Il n’y aura pas un club arabe en finale de la Ligue des champions d’Asie  pour succéder à Al Hilal Riyad le champion sortant. C’est la première fois depuis quatre ans que les pays du Golfe et de la péninsule arabes  manqueront une finale. Le dernier prétendant sérieux, un autre club saoudien, Al Nassr, est resté sur le quai après avoir tout donné en demi-finale de la zone ouest disputée à Doha. Les protégés du coach portugais Rui Vitoria ont cédé après  la prolongation et une pénible séance de tirs au but face au FC Persepolis (1-1, 5 Tab à 3).

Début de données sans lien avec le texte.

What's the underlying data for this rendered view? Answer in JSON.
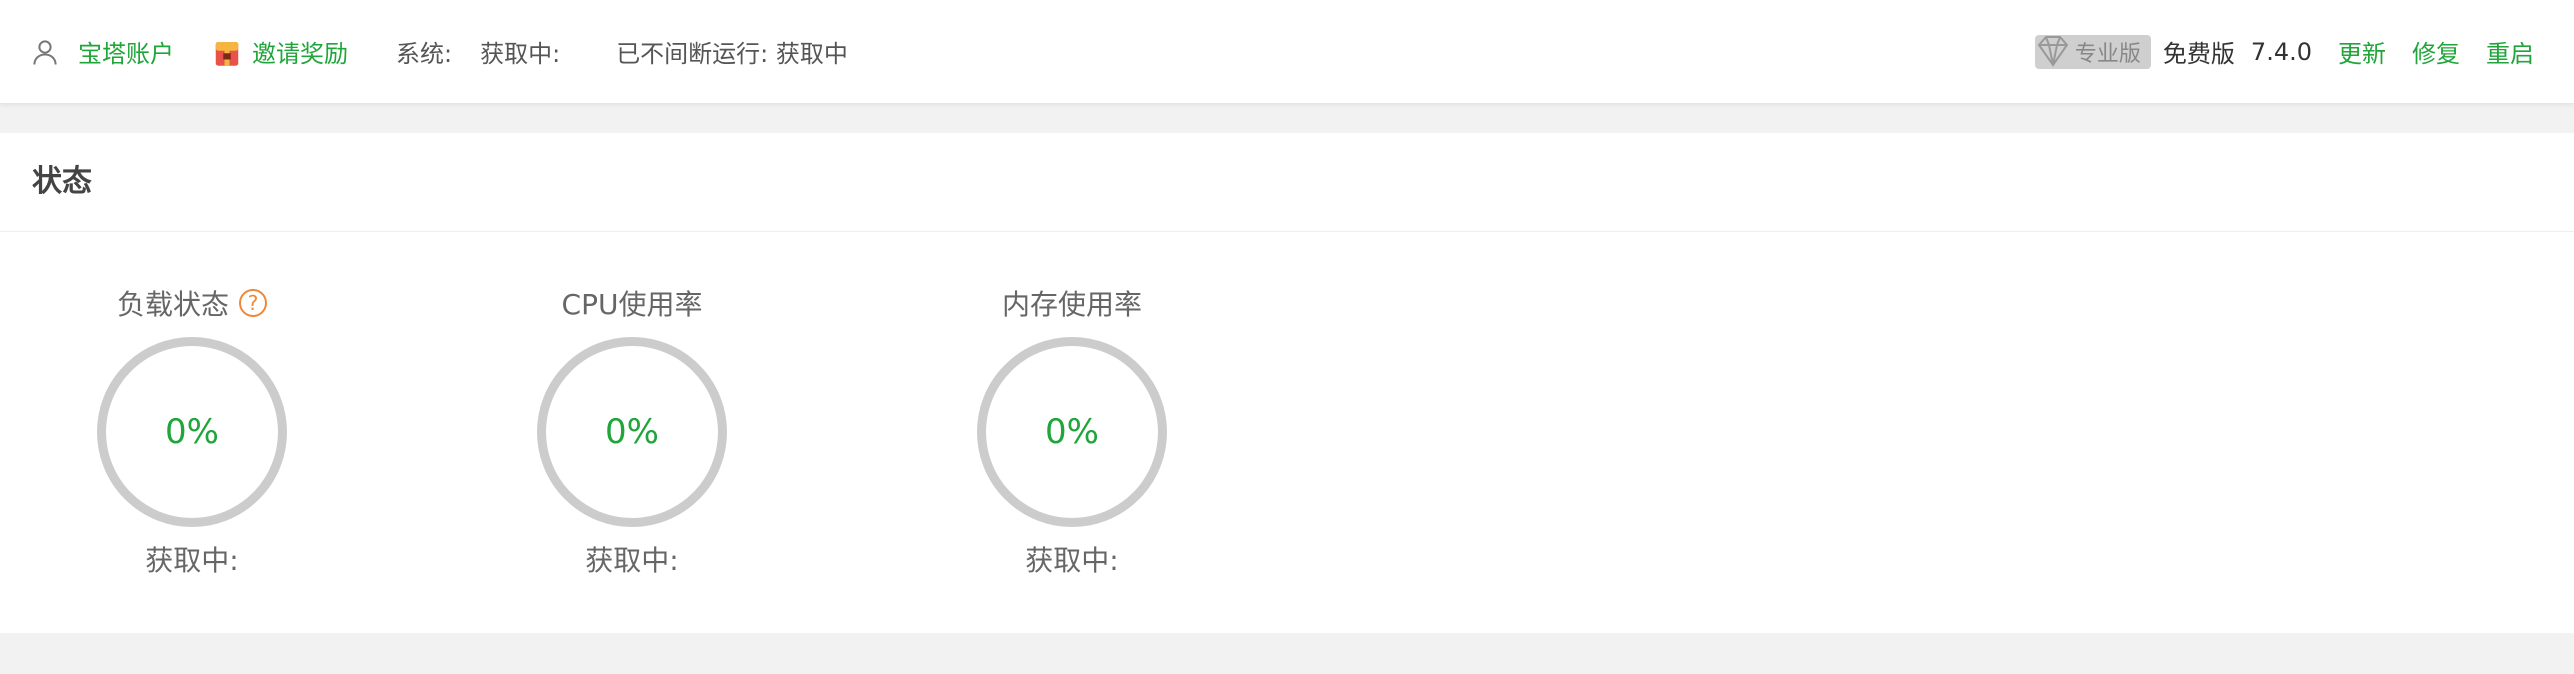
{
  "header": {
    "account_label": "宝塔账户",
    "invite_label": "邀请奖励",
    "system_label": "系统:",
    "system_value": "获取中:",
    "uptime_label": "已不间断运行: 获取中",
    "pro_label": "专业版",
    "free_label": "免费版",
    "version": "7.4.0",
    "update_label": "更新",
    "repair_label": "修复",
    "restart_label": "重启"
  },
  "status_card": {
    "title": "状态",
    "gauges": [
      {
        "label": "负载状态",
        "value": "0%",
        "status": "获取中:",
        "help_icon": "?"
      },
      {
        "label": "CPU使用率",
        "value": "0%",
        "status": "获取中:"
      },
      {
        "label": "内存使用率",
        "value": "0%",
        "status": "获取中:"
      }
    ]
  },
  "colors": {
    "accent": "#20a53a",
    "ring": "#cccccc",
    "help": "#f0883a"
  }
}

Ce sont donc  les Iraniens qui auront la tache et l’honneur  d’affronter en finale le vainqueur du tournoi de la Zone Est qui aura lieu  en novembre dans une ville et un pays non désignés encore. Le deuxième finaliste, sera sans doute japonais ou chinois.  On peut dire que le champion saoudien 2019 a raté le coche  face à un adversaire qui lui était intrinsèquement  inférieur  sur le plan de l’effectif voire de l’expérience internationale et qui a évolué  à dix lors de la deuxième période de la prolongation après l’exclusion du milieu de terrain  Ehsan Pahlavan pour avoir écopé d’un deuxième carton jaune. Il est vrai qu’Al Nassr a vraiment tout tenté et s’est offert moults occasions d’inscrire le but de la délivrance notamment par son fracasseur de coffres blindés, le bouillant international marocain  Abderrazak Hamdallah.

Le but de Hamadallah en demi-finale  n'a pas suffi  (photo afc.com)

Le but de Hamadallah en demi-finale n’a pas suffi (photo afc.com)

Le meilleur finisseur des deux dernières saisons de la Saudi Pro League avait pourtant permis à son équipe d’ouvrir le score sur penalty (36′). Mais cela n’avait pas suffi car en face, les Saoudiens ont eu affaire à un groupe animé par un esprit de combat et une solidarité sans faille durant les 120 minutes de la demi-finale. A preuve, ils étaient revenus au score six minutes seulement après la but du Lion de l’Atlas.

Représentée en force par trois clubs, Al Ahli Jeddah, Al Nassr Riyad et Al Hilal Riyad, l’Arabie Saoudite aurait pu faire beaucoup mieux si la malchance n’avait pas empêché le champion en titre continental, Al Hilal Riyad, de jouer avec toutes ses cartes.  Littéralement et pratiquement décimé par les cas positifs au coronavirus, la bande à Bafétimbi Gomis a été finalement exclue et renvoyée dans ses foyers avant le dernier match de la phase de groupes.

Al Nassr a pris la relève dans la bataille pour le titre mais cela n’a pas suffi.Néanmoins, l’entraîneur des « Jaune et Bleu » reste confiant en l’avenir :  » Mes joueurs  se sont battus très durement, a confié Rui Vitoria à l’issue du tournoi,  et tout le monde a  pu voir comment Al Nassr a fait preuve de caractère et a réalisé une série de bonnes performances dans la compétition Les deux équipes qui sont arrivées si loin ont mérité d’être là, mais jouer sept matches en si peu de temps est très difficile. C’est fatiguant physiquement et mentalement pour les joueurs. Nous ne nous sommes entraînés que cinq jours avant cette compétition, nous avions donc besoin de plus de temps ».

Al Nassr: L"abattement après l'euphorie  (photo afc.com)

Al Nassr: L »abattement après l’euphorie (photo afc.com)

Pour l’ancien entraîneur du Benfica Lisbonne, l’avenir de son groupe est prometteur en dépit de cet échec aux portes de la gloire : «Cette équipe a du potentiel et de jeunes joueurs qui ont la qualité, a-t-il ajouté, mais nous avons besoin de plus de temps pour travailler ensemble. Nous devons réfléchir à certains domaines, mais nous pouvons continuer à nous améliorer. Nous sommes prêts pour l’avenir. C’était une étape importante pour nous, nous avons très bien joué dans les sept matchs auxquels nous avons participé ici ».

De retour à la maison, Al Nassr a déjà la tête au championnat de la Saudi Pro League qui débutera pou lui le 18 octobre avec un match contre Al Fateh. Dans la tête de ses hommes, il n’y a qu’un seul projet : reprendre le titre national  à Ah Hilal qui vient de l’en déposséder.